Other recommendations include that it is important to avoid the use of cash and prioritize the use of cards or other electronic means in collections and payments for services. We recommend paying the private tours in advance, either by direct transfer, credit card or Paypal (the three ways to pay our private tours). For example, pre-payment by website. If cash is handled, hands should be washed or disinfected as soon as possible. private tours

Our business forecast for the upcoming 2020 tourist season—which runs from April to November—was encouraging because we had many confirmed reservations. Since the March 14th lockdown, however, everything went downhill. We soon began receiving cancellations for April, May and then for the rest of the year. Now we have nothing. Zero.

We don’t know what we will be allowed to do and not to do. Yet, we feel positive about our niche market and the encouragement messages of our ex-clients and future ones. Our business is limited to private tours, usually with families, couples or small groups of friends or business associates, so we don’t mix people who don’t already know and trust each other. We hope that our clients will consider this a way of social distancing and a relatively safe way to travel.

We are trying to keep up our presence in social media alive, keeping in touch with past clients, and offering whatever help we can to our collaborators. We are blessed that our employees, who feel like part of our family, are helping us with newsletters, paperwork and other things. There isn’t too much they can do but what they do is of great value to our company and to me, personally.
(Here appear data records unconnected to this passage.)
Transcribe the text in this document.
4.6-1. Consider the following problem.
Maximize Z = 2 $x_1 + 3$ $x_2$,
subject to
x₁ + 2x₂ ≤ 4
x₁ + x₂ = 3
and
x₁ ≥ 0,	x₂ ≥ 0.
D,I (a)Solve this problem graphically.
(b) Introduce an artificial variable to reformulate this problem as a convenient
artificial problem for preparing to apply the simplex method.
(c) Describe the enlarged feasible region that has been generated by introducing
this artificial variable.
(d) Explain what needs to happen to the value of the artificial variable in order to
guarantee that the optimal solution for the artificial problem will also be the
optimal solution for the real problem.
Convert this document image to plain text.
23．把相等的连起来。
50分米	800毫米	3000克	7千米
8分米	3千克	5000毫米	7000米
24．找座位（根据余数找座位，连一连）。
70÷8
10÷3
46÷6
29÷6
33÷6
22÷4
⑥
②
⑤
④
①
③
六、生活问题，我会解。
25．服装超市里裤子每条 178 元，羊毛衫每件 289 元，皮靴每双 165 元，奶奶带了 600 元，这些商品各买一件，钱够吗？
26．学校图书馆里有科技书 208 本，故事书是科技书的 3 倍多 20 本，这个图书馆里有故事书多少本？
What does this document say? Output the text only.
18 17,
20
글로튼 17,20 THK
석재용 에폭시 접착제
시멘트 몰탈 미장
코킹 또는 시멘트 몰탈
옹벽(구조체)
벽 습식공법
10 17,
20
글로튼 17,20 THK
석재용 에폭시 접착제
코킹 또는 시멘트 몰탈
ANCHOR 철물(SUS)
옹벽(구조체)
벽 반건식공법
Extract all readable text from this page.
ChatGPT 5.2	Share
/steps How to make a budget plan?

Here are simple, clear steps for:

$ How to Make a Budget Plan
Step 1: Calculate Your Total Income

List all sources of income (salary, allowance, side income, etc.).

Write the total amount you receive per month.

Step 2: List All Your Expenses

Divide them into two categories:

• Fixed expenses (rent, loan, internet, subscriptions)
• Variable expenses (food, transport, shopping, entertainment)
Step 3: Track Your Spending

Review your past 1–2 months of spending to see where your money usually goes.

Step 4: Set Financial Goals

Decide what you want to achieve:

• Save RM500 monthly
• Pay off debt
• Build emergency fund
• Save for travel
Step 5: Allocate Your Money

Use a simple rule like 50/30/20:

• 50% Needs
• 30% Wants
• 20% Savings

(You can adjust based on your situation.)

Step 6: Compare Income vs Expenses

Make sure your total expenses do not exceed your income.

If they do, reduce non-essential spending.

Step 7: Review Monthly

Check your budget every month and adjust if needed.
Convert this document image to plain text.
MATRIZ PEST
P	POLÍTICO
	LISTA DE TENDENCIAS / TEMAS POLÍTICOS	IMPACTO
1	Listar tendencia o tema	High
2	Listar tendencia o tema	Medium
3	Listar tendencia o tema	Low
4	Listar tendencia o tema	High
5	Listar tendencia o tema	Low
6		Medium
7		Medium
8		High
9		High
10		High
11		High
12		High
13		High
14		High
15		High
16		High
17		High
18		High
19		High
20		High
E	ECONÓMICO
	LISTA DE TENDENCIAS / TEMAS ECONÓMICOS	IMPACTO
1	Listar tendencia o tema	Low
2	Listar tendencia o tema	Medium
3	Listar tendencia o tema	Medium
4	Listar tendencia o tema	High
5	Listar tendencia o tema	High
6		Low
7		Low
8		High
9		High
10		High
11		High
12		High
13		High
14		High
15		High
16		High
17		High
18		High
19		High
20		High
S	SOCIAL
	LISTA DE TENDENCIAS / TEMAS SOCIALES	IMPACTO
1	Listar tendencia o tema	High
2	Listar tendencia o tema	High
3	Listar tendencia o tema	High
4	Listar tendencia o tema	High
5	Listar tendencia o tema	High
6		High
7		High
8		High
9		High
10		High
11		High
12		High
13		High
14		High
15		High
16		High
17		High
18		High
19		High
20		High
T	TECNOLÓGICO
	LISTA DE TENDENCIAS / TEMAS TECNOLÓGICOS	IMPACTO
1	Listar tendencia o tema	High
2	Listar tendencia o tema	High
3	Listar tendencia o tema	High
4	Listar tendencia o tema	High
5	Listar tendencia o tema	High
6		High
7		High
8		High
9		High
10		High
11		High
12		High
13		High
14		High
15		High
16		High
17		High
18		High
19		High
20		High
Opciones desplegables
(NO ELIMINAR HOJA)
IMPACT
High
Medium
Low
To what extent our business will return is something that’s extraordinarily difficult, if not impossible, to predict. Almost 100% of our clients are international, and 95% are from outside Europe. So until we know what the new governmental bans and rules on movement are, we won’t know when we will begin to book tours again.

What also might have a profound effect on our business would be any policies put into place reducing the capacity on airplanes, for example. If airlines reduce their capacity to 60%, tickets will be expensive and not everyone will be able to travel abroad.

Luckily, our tour offerings and approach tends to attract a high-end niche market, and usually those people are able to weather economic downturns like this, so we hope they will continue booking our exclusive private tours.

We used to think that we were losing business opportunities by not working with large groups but now I realize that our model will offer us a distinct advantage for the future. We are the most experienced company offering small, private tours in this region.

The lack of a significant number of rebookings for cancelled tours, the loss of income at the start of the tourist season, the continuing uncertainty of workable guidelines for travelling, are critical factors that need to be addressed, as their impact will continue in the months to come. We didn’t get any hejpfrom any Government given te nature of our project.